Mangelnde Impulskontrolle

Innerhalb des ersten Monats nach der Geburt wurden die Gehirne der Kinder während des natürlichen Schlafes mittels Magnetresonanztomographie untersucht. Im Alter von 24 Monaten folgte anhand spielerischer Übungen die Ermittlung der Impulskontrolle der Kinder. "Wir haben festgestellt, dass bei erhöhten Interleukin-6-Konzentrationen nicht nur neonatale Veränderungen der Amygdala auftraten. Im weiteren Verlauf hat sich gezeigt, dass diese Veränderungen mit einer geringeren Fähigkeit zur Impulskontrolle der jeweiligen Kinder im Alter von zwei Jahren verbunden waren", erklärt Studienleiterin Claudia Buß.
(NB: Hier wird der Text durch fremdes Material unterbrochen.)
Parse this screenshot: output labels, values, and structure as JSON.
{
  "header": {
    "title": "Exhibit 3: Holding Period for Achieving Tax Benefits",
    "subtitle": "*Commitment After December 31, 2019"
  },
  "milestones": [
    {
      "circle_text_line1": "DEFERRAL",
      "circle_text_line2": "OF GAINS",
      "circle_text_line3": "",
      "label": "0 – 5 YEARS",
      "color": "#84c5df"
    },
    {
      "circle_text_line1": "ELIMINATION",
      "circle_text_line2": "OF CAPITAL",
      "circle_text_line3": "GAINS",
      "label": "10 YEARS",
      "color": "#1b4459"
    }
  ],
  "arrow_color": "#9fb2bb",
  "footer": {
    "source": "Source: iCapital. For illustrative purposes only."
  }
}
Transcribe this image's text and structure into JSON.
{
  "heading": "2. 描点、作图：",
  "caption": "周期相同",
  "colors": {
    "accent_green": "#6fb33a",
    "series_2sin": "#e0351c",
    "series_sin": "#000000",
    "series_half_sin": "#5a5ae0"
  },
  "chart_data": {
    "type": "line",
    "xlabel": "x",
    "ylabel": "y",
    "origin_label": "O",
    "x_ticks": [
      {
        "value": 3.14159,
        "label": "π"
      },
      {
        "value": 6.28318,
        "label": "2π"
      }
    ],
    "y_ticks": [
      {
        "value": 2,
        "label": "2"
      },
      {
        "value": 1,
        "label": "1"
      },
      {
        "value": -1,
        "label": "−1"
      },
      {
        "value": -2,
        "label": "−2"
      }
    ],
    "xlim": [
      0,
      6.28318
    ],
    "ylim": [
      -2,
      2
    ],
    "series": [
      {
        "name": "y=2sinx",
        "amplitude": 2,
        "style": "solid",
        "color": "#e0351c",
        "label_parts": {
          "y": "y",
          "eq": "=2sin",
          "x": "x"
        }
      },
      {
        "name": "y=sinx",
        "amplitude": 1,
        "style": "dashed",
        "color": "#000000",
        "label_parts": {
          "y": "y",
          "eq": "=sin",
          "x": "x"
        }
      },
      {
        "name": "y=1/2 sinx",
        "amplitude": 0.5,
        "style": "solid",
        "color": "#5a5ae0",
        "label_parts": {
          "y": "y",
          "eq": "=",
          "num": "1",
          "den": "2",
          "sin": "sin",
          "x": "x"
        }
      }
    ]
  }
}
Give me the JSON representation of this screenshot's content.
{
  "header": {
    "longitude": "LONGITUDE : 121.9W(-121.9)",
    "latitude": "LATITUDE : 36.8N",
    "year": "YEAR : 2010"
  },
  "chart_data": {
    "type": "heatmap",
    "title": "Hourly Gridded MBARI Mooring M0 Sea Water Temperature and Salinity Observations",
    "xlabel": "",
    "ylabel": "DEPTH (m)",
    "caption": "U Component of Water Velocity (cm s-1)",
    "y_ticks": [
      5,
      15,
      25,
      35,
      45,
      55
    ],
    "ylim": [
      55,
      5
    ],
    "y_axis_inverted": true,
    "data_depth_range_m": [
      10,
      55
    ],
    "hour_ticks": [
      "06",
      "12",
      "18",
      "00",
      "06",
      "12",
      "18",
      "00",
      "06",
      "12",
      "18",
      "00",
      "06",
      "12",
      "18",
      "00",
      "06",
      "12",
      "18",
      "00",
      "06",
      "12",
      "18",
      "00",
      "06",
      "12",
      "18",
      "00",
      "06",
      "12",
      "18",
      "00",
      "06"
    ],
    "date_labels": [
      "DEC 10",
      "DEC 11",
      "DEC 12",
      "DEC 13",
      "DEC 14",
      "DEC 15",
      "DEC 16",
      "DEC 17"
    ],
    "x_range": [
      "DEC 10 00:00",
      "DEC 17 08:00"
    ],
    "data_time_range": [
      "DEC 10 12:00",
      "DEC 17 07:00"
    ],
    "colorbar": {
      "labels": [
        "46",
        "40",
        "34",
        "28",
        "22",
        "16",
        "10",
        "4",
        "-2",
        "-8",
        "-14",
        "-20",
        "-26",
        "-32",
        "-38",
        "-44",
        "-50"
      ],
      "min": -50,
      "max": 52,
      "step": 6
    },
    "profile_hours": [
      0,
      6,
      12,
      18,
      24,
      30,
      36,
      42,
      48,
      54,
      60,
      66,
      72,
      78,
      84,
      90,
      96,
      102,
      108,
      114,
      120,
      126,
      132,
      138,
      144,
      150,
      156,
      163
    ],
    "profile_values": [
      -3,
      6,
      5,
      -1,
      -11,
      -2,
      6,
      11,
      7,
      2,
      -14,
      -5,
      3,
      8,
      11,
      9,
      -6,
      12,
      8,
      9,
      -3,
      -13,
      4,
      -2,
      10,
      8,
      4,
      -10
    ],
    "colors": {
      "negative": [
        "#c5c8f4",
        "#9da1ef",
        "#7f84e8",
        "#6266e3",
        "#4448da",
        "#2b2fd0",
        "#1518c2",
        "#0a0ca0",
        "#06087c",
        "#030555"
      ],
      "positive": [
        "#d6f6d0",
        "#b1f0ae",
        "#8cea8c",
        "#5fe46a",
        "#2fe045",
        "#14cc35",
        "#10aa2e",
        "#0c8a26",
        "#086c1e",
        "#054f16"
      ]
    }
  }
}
"Wir schließen daraus auf einen Zusammenhang zwischen erhöhten mütterlichen Entzündungswerten und einem erhöhten Risiko für psychiatrische Erkrankungen, die von einer mangelnden Impulskontrolle begleitet werden", ergänzt die Medizinerin.

Aus dem Tiermodell ist bereits bekannt, dass Infektionen und Entzündungen bei trächtigen Tieren zu Veränderungen der Gehirnentwicklung ihrer Nachkommen sowie zu Verhaltensänderungen führen. Auch epidemiologische Studien untermauern die aktuellen Studienergebnisse, wie die Wissenschafter betonen. (red, 3.8.2017)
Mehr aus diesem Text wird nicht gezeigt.